Imagining the Other: Foreigners on the Chinese TV Screen
宋耕博士 Dr. Geng Song
Date and Time: February 21, 2014 (Friday); 5:30pm-6:45pm
Venue: Room 730, Run Run Shaw Tower, Centennial Campus, HKU
Language : English
Abstract:
As both evidence and a result of the accelerating globalization undergone by Chinese media and Chinese society at large, images of foreigners and foreign countries have nowadays become ubiquitous on the Chinese TV screen. They reflect the popular imagination of the Other and partake in constructing a “modern” and cosmopolitan image of China. Through the Self/Other dichotomy, television has, and continues to, play an important role in articulating a Chinese national identity and promoting Chinese nationalism as an ideology.

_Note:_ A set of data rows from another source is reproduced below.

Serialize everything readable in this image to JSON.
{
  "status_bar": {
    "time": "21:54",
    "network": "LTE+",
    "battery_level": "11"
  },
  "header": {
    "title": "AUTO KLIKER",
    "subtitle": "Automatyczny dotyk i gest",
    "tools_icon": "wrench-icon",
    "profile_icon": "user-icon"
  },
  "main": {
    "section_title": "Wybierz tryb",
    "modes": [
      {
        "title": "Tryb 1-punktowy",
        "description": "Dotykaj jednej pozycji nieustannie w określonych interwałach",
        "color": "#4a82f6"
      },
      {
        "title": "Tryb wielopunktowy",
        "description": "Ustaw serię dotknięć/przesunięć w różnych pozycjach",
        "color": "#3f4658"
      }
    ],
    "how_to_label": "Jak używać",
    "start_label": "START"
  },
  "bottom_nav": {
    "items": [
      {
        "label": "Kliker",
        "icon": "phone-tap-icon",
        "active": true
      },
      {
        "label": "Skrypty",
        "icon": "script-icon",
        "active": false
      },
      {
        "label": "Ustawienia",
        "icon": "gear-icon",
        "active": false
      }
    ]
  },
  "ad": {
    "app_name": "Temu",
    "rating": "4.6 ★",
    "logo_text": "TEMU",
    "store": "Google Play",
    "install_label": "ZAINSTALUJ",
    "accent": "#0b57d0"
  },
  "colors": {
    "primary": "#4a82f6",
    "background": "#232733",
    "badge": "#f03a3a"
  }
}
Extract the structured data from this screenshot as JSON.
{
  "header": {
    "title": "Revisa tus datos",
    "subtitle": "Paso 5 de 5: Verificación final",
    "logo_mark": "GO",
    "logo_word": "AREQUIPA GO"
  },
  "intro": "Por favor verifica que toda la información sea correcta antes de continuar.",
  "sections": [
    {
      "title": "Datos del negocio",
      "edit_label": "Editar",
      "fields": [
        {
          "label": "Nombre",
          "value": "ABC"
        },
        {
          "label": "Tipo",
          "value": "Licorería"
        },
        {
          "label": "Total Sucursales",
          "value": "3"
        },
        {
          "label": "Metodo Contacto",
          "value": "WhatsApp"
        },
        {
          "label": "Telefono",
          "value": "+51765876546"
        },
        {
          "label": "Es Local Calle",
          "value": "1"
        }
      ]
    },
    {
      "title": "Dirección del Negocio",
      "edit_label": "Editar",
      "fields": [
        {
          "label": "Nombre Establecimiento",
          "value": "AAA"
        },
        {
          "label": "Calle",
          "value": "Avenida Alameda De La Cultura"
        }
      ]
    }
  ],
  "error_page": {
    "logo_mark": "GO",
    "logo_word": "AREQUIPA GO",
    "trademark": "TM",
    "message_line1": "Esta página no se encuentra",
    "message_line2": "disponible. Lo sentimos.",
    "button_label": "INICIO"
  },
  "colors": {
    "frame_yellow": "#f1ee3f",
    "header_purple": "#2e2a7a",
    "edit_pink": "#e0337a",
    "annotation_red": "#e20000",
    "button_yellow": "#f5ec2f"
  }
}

The talk will focus on images of foreigners in recent popular TV drama serials in Mainland China, including the “Japanese devils” in dramas on the Anti-Japanese War, Western and Korean women in representations of transnational marriage and romance, etc. It will argue that the stereotypical images of both the Self and the Other show not only a keen pursuit of a cosmopolitan identity but also a desire of negotiating China’s place in the world. At the same time, the fixed, idealized and simplified image of “China” is subject to scrutiny in light of Self-Orientalism.
Geng Song is Associate Professor of China Studies and Translation Studies in the School of Chinese. Among his publications are The Fragile Scholar (2004) and Men and Masculinities in Contemporary China (2014). He is interested in combining research methods of the humanities and social sciences and is currently working on a project on the cultural politics of identity in Chinese television.